In 1939, at the outbreak of WWII and seven years after having been ordained to the priesthood, Rev. Michael Joseph Dalton (May 5, 1902 - April 6, 2009) volunteered to join the Essex Scottish Regiment of the Canadian Army.

Although he could have avoided front line service due to his age and position, he insisted that it was his duty to serve. Father Mike saw active duty in England, France, Belgium, The Netherlands and Germany.

Father Mike was known to work on the front lines of military combat and often marched with his men, carrying their weapons when they grew fatigued.

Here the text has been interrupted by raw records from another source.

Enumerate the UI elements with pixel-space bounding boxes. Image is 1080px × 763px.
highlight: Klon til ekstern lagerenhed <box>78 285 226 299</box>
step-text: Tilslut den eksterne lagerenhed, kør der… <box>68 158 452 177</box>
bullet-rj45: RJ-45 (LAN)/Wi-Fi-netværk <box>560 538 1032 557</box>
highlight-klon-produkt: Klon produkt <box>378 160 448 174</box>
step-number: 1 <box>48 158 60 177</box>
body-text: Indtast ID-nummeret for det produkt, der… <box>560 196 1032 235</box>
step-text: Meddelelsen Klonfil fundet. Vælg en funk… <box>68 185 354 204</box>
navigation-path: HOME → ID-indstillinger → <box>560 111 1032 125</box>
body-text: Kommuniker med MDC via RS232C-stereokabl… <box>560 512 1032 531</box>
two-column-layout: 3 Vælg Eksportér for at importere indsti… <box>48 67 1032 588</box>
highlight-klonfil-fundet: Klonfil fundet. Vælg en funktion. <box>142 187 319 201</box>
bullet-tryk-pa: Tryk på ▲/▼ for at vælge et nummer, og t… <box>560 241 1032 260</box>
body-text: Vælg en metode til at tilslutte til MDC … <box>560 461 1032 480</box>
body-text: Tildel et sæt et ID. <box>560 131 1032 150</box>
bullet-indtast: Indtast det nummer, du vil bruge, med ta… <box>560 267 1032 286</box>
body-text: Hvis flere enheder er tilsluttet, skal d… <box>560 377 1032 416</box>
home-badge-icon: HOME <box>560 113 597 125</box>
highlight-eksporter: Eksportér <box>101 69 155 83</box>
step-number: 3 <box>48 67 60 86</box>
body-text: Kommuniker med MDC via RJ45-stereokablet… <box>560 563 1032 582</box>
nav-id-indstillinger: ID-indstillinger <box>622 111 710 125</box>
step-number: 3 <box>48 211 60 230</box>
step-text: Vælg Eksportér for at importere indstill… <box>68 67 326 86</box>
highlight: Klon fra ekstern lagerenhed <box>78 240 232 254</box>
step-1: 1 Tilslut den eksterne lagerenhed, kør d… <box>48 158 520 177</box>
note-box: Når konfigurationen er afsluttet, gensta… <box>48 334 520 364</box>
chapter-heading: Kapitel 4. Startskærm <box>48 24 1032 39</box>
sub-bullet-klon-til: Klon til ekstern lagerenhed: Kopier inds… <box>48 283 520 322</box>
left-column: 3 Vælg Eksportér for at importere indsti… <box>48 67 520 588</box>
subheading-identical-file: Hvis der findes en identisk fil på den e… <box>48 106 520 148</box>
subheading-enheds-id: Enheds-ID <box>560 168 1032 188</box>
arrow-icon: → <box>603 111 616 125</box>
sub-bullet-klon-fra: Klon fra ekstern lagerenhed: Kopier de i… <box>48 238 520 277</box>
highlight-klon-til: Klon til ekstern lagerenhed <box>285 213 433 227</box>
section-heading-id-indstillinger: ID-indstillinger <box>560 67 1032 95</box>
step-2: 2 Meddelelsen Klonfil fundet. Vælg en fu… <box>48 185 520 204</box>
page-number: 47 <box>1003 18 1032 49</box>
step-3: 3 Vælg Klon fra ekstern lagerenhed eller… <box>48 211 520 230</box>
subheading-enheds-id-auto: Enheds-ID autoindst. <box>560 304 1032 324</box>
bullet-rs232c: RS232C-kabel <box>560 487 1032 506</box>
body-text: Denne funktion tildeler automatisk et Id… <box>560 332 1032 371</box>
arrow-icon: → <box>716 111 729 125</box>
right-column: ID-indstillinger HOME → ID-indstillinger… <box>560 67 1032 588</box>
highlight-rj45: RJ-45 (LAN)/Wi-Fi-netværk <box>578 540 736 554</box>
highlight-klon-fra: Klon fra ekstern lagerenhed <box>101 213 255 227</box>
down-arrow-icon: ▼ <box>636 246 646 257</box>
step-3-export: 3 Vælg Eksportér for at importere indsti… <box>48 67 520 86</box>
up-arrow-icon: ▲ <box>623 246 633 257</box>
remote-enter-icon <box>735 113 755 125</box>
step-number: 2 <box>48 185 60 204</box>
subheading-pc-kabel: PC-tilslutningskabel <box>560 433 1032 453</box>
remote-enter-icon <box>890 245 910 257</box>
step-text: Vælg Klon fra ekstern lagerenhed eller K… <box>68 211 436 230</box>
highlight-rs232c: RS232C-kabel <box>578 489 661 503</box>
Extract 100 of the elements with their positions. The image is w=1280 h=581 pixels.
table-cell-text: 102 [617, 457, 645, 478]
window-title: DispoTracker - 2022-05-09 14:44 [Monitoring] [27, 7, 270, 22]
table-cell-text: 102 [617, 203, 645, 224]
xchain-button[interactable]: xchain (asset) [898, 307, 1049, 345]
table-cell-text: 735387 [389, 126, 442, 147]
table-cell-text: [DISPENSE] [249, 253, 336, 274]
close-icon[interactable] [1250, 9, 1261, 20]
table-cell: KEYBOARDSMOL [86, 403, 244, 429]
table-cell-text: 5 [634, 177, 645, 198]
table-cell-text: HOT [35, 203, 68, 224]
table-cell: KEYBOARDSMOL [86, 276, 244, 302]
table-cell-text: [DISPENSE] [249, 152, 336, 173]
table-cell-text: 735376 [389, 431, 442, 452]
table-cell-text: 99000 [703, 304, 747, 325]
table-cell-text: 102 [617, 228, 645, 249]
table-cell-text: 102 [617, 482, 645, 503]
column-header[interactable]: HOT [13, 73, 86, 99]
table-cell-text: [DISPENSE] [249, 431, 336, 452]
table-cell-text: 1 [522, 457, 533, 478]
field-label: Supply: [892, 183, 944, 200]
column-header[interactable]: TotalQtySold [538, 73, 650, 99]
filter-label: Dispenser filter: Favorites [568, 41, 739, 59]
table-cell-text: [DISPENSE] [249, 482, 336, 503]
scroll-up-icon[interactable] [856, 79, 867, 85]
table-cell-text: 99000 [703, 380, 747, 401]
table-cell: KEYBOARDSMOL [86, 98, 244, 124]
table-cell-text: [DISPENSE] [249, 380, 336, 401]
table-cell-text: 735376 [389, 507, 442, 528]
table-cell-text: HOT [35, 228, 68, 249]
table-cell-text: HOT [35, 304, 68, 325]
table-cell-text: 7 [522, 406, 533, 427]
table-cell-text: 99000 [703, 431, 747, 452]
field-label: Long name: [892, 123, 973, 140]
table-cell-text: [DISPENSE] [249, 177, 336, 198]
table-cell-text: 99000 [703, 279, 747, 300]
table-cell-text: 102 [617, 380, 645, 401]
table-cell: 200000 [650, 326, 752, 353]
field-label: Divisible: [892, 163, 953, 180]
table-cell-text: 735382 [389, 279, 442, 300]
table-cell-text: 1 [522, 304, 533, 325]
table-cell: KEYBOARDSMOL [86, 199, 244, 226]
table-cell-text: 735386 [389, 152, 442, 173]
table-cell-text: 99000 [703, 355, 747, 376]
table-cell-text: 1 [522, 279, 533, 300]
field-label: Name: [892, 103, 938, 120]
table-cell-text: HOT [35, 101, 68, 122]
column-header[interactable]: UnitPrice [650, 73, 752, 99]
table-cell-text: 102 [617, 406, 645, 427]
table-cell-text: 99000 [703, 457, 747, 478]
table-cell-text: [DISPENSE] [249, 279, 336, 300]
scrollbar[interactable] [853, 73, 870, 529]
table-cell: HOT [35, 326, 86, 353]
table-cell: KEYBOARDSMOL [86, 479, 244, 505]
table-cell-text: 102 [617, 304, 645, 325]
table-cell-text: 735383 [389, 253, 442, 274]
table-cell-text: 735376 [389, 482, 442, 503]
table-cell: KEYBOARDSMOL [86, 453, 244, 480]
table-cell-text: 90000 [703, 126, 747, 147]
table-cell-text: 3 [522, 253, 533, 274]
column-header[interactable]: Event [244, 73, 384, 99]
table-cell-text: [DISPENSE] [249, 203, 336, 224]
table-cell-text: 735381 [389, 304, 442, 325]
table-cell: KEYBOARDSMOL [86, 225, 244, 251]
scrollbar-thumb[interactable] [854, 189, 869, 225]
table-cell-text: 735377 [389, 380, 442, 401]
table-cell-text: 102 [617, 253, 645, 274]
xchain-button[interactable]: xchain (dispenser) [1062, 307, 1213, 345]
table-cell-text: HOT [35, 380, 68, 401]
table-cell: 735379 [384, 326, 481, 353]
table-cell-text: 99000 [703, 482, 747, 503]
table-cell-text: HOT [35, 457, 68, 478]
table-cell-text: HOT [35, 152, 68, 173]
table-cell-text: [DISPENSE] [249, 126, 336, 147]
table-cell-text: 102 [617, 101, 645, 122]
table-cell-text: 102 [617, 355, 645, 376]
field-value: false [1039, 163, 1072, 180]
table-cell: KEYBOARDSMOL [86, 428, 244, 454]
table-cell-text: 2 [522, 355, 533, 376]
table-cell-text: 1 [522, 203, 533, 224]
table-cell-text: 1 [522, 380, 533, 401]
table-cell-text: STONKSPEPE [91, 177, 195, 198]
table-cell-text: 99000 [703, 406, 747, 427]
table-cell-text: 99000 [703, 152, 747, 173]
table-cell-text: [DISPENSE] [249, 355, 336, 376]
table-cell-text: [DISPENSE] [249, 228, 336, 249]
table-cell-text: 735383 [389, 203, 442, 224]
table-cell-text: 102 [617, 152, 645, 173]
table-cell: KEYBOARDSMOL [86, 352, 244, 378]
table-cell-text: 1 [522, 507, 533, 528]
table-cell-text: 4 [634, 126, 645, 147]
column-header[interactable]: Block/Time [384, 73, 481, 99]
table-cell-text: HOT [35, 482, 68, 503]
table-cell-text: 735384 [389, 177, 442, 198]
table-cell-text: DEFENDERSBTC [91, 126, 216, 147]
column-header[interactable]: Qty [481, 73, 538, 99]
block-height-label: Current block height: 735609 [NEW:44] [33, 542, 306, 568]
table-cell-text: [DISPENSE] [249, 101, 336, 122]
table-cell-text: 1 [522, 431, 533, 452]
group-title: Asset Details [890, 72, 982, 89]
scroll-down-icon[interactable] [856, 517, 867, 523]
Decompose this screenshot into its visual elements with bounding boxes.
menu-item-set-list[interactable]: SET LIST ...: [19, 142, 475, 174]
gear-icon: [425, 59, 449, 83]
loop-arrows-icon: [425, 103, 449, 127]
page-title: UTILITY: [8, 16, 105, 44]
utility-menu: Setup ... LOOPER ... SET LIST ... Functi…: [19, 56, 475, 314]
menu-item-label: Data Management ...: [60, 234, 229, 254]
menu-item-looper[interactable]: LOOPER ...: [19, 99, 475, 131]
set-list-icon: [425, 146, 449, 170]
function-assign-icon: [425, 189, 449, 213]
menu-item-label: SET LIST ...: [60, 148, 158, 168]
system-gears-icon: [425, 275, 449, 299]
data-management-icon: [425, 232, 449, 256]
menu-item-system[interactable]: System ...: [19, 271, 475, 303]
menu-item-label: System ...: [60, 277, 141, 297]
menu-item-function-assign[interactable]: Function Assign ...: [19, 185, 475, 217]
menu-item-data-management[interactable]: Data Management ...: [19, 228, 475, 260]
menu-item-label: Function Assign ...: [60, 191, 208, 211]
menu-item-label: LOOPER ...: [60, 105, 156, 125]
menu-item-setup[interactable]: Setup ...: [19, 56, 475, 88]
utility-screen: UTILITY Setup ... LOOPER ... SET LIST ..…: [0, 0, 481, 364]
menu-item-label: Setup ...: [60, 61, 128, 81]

He was known to drive his jeep, often against orders, to the front lines of combat in order to hear confessions

Saying Mass until his death - just one month shy of his 107th birthday - Father Mike was believed to have been the oldest Catholic priest in Canada and Canada's oldest surviving serviceman from World War II. Father Mike kept a war diary documenting his service during the years 1939-1946. In 1979 he donated it to the National Archives of Canada.

Please join me as I transcribe his writings online.

In The Service - Of God

Total War Diary: Introduction to Service
Father Mike Dalton was stretching his long limbs, down Goyeau Street, in a very brisk walk.  As he approached the Windsor-Detroit tunnel his thoughts were soaring along on his recent decisions, and at times, he was already on a ship bound for England.

Listening daily to radio reports, the Germans concentrated on Poland’s border, August of 1939, he realized these were not just war games.  When England declared War September 1, 1939, he waited a few days until Canada declared War and then shot off a note to Bishop Kidd.

September 1, 1939

Your Excellency,

If you are called upon to furnish Chaplains for the Service, I shall be ready - on land or sea or air.

Yours in Christ,
Mike Dalton

As he strode along to keep an appointment he turned over his decision.

For these demanding times, life as an assistant of St. Alphonsus, Windsor, Ontario, Canada, was too comfortable.  Under the shadow of the brilliant flame of truth of the red sanctuary lamp, he volunteered his own sacrifice, little or big.

Very busy with his thoughts, he ran into his brother Walter who was hurrying out of the Windsor-Detroit Tunnel.  With no preliminaries, no nonsense about him, Walter blurted out:

“Don’t you know that War is near?  Why don’t you enlist?”

Father Mike answered: “My father at eighty-two years may not like my running away from him.”

Walter Retorted, testily: “Live your own life.”

Father Mike’s decision had been made but he wanted his brother’s reaction before he told his Dad.

In a few weeks Major Rev. T. McCarthy of Sarnia took him to Colonel Art Pearson to pledge loyalty to go anywhere on earth as a Chaplain.